The 'deployToLocal' gradle tasks deploys the application locally into the 'build/install/data_deposit' directory using the following project structure. The 'publish' gradle tasks produce and publish a 'zip' version of this structure so server installations will use the same structure. The 'publish' gradle task also produces a 'jar' distribution which is used by the casda_deposit_manager project.

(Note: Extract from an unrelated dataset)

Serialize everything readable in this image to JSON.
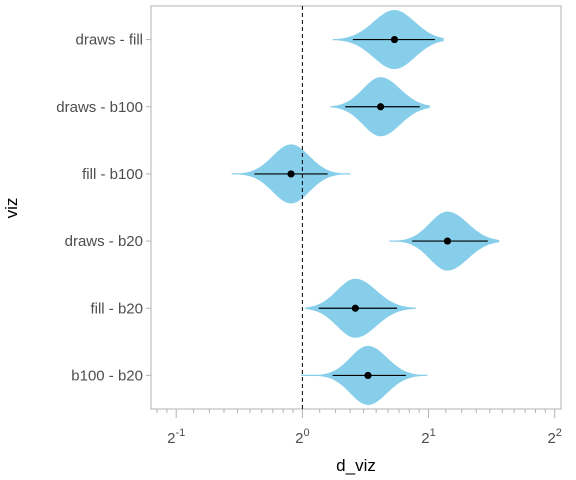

Note: Configuration files for the application are kept out of any packaged libraries (jars/zips) so that they can be configured with environment-specific settings. To avoid the destruction of such files during an in-place update, configuration files are stored as 'templates' which must be copied after (initial) installation to create the actual configuration file. For local installations, this is handled by the 'installConfigurationFiles' gradle task, which is a dependency of 'deployToLocal'. For a server installation, see the 'deploy' gradle file.
'-- data_deposit
|-- bin scripts to run the tools go here
| |-- tool_name *nix script
| |-- tool_name.bat windows script
| |-- ...
| |-- ...
| '-- ...
|-- config project-specific configuration files go here
| |-- log4j2.xml local version of the log4j configuration file
| |-- log4j2.xml.template distributed template for the log4j
| | configuration file
| |-- ...
| |-- ...
|-- '-- config Spring Boot local
| | application.properties
| | sub-directory
| |-- application.properties local version of the
| | application.properties file
| |-- application.properties.template distributed template for the
| | application.properties file
| |-- ...
| |-- ...
| '-- ...
|-- lib all libs go here
| |-- lib1.jar
| |-- lib2.jar
| |-- ...
| |-- ...
| '-- ...
'-- README.md project readme (yes, you're reading it!)
Change the relevant value in pom.xml then run this command in command prompt:
$ mvn license:update-file-header